Follow-up Question 7
Sometimes, one might be interested in extreme quantiles of the area distribution, say the 99th percentile. How would you find that in closed form for the uniform(0,1) radius case?
Answer
For the uniform(0,1) radius and Y = πX^2, the CDF is P(Y ≤ y) = sqrt(y/π). To find the 99th percentile y_0.99, solve:
sqrt(y_0.99 / π) = 0.99.
That implies y_0.99 / π = (0.99)^2. Therefore, y_0.99 = π (0.99)^2.
No integration is needed because we have an explicit expression for the CDF. A subtlety arises if the percentile in question is extremely close to π (e.g., 99.999th percentile), then rounding or floating-point precision might cause numerical issues in real implementations. But conceptually, you simply solve that CDF equation.
Follow-up Question 8
In some applications, the measured circle might have a minimum radius r_min > 0, rather than starting at 0. Could you discuss how that affects the PDF for the area and any potential challenges in computing or using it?
Answer
If the radius X is uniform on (r_min, r_max) with 0 < r_min < r_max, then:
Domain: X now lives on (r_min, r_max). The area Y = πX^2 takes values from π(r_min)^2 to π(r_max)^2.
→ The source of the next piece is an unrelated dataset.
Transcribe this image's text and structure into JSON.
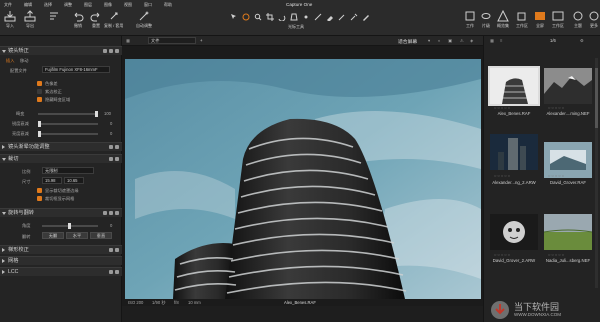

CDF: P(Y ≤ y) = P(πX^2 ≤ y) = P(X ≤ sqrt(y/π)). However, because X cannot be less than r_min, you must account for that shift:
If y < π(r_min)^2, then P(Y ≤ y) = 0.
If π(r_min)^2 ≤ y ≤ π(r_max)^2, then P(Y ≤ y) = (sqrt(y/π) - r_min) / (r_max - r_min).
If y > π(r_max)^2, then P(Y ≤ y) = 1.
Differentiating: The PDF would be the derivative of the above piecewise CDF. This yields 1 / ( (r_max - r_min) * 2 sqrt(π y ) ) in the relevant range.
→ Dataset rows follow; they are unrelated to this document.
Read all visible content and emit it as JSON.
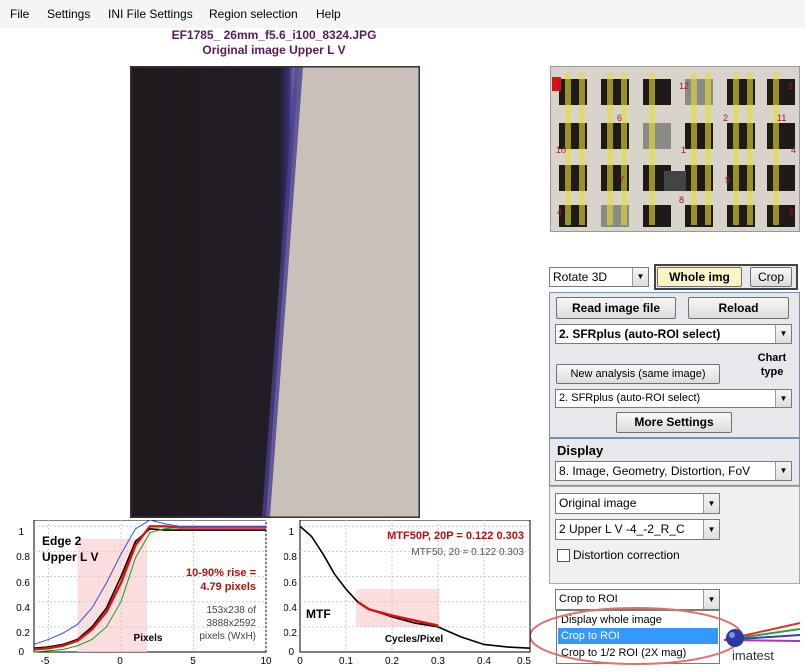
{
  "menu": [
    "File",
    "Settings",
    "INI File Settings",
    "Region selection",
    "Help"
  ],
  "image": {
    "filename": "EF1785_ 26mm_f5.6_i100_8324.JPG",
    "subtitle": "Original image   Upper L V"
  },
  "thumb_labels": [
    "1",
    "12",
    "3",
    "6",
    "2",
    "11",
    "10",
    "1",
    "4",
    "7",
    "9",
    "8",
    "4",
    "5"
  ],
  "controls": {
    "rotate_label": "Rotate 3D",
    "whole_img": "Whole img",
    "crop": "Crop",
    "read_image": "Read image file",
    "reload": "Reload",
    "analysis_select": "2. SFRplus (auto-ROI select)",
    "chart_type_label": "Chart\ntype",
    "new_analysis": "New analysis (same image)",
    "chart_type_select": "2. SFRplus (auto-ROI select)",
    "more_settings": "More Settings",
    "display_label": "Display",
    "display_select": "8.   Image, Geometry, Distortion, FoV",
    "image_select": "Original image",
    "roi_select": "2  Upper L V    -4_-2_R_C",
    "distortion": "Distortion correction",
    "crop_select": "Crop to ROI"
  },
  "dropdown_options": [
    "Display whole image",
    "Crop to ROI",
    "Crop to 1/2 ROI (2X mag)"
  ],
  "dropdown_selected": 1,
  "logo_text": "imatest",
  "edge_plot": {
    "title1": "Edge 2",
    "title2": "Upper L V",
    "rise1": "10-90% rise =",
    "rise2": "4.79 pixels",
    "info1": "153x238 of",
    "info2": "3888x2592",
    "info3": "pixels (WxH)",
    "xlabel": "Pixels",
    "xticks": [
      "-5",
      "0",
      "5",
      "10"
    ],
    "yticks": [
      "1",
      "0.8",
      "0.6",
      "0.4",
      "0.2",
      "0"
    ]
  },
  "mtf_plot": {
    "title": "MTF50P, 20P = 0.122  0.303",
    "sub": "MTF50, 20  =  0.122  0.303",
    "label": "MTF",
    "xlabel": "Cycles/Pixel",
    "xticks": [
      "0",
      "0.1",
      "0.2",
      "0.3",
      "0.4",
      "0.5"
    ],
    "yticks": [
      "1",
      "0.8",
      "0.6",
      "0.4",
      "0.2",
      "0"
    ]
  },
  "chart_data": [
    {
      "type": "line",
      "title": "Edge 2 Upper L V",
      "xlabel": "Pixels",
      "xlim": [
        -6,
        10
      ],
      "ylim": [
        0,
        1.05
      ],
      "series": [
        {
          "name": "black",
          "x": [
            -6,
            -5,
            -4,
            -3,
            -2,
            -1,
            0,
            1,
            2,
            3,
            4,
            6,
            8,
            10
          ],
          "values": [
            0.03,
            0.04,
            0.06,
            0.1,
            0.2,
            0.35,
            0.6,
            0.88,
            0.98,
            0.97,
            0.97,
            0.97,
            0.97,
            0.97
          ]
        },
        {
          "name": "red",
          "x": [
            -6,
            -5,
            -4,
            -3,
            -2,
            -1,
            0,
            1,
            2,
            3,
            4,
            6,
            8,
            10
          ],
          "values": [
            0.02,
            0.03,
            0.05,
            0.09,
            0.18,
            0.32,
            0.55,
            0.85,
            1.0,
            1.0,
            0.99,
            0.99,
            0.99,
            0.99
          ]
        },
        {
          "name": "green",
          "x": [
            -6,
            -5,
            -4,
            -3,
            -2,
            -1,
            0,
            1,
            2,
            3,
            4,
            6,
            8,
            10
          ],
          "values": [
            0.0,
            0.01,
            0.02,
            0.05,
            0.1,
            0.2,
            0.4,
            0.75,
            0.95,
            0.98,
            0.99,
            0.99,
            0.99,
            0.99
          ]
        },
        {
          "name": "blue",
          "x": [
            -6,
            -5,
            -4,
            -3,
            -2,
            -1,
            0,
            1,
            2,
            3,
            4,
            6,
            8,
            10
          ],
          "values": [
            0.06,
            0.1,
            0.15,
            0.22,
            0.35,
            0.55,
            0.78,
            0.98,
            1.05,
            1.02,
            1.0,
            1.0,
            1.0,
            1.0
          ]
        }
      ]
    },
    {
      "type": "line",
      "title": "MTF50P, 20P = 0.122  0.303",
      "xlabel": "Cycles/Pixel",
      "xlim": [
        0,
        0.5
      ],
      "ylim": [
        0,
        1.05
      ],
      "series": [
        {
          "name": "black",
          "x": [
            0,
            0.025,
            0.05,
            0.075,
            0.1,
            0.125,
            0.15,
            0.2,
            0.25,
            0.3,
            0.35,
            0.4,
            0.45,
            0.5
          ],
          "values": [
            1.0,
            0.92,
            0.78,
            0.62,
            0.5,
            0.4,
            0.34,
            0.28,
            0.23,
            0.2,
            0.12,
            0.06,
            0.04,
            0.03
          ]
        },
        {
          "name": "red",
          "x": [
            0.125,
            0.15,
            0.2,
            0.25,
            0.3
          ],
          "values": [
            0.4,
            0.34,
            0.29,
            0.25,
            0.21
          ]
        }
      ]
    }
  ]
}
Challenges: A major challenge is ensuring your transformation is correct for y < π(r_min)^2 and y > π(r_max)^2. Another subtlety is that if r_min is not negligible, the distribution for Y shifts significantly away from 0, which affects how you interpret near-zero areas. This might be relevant in physical applications where a truly zero radius is impossible or meaningless.
In numerical implementations, forgetting to handle the shifted domain often leads to errors in code that calculates probabilities or quantiles.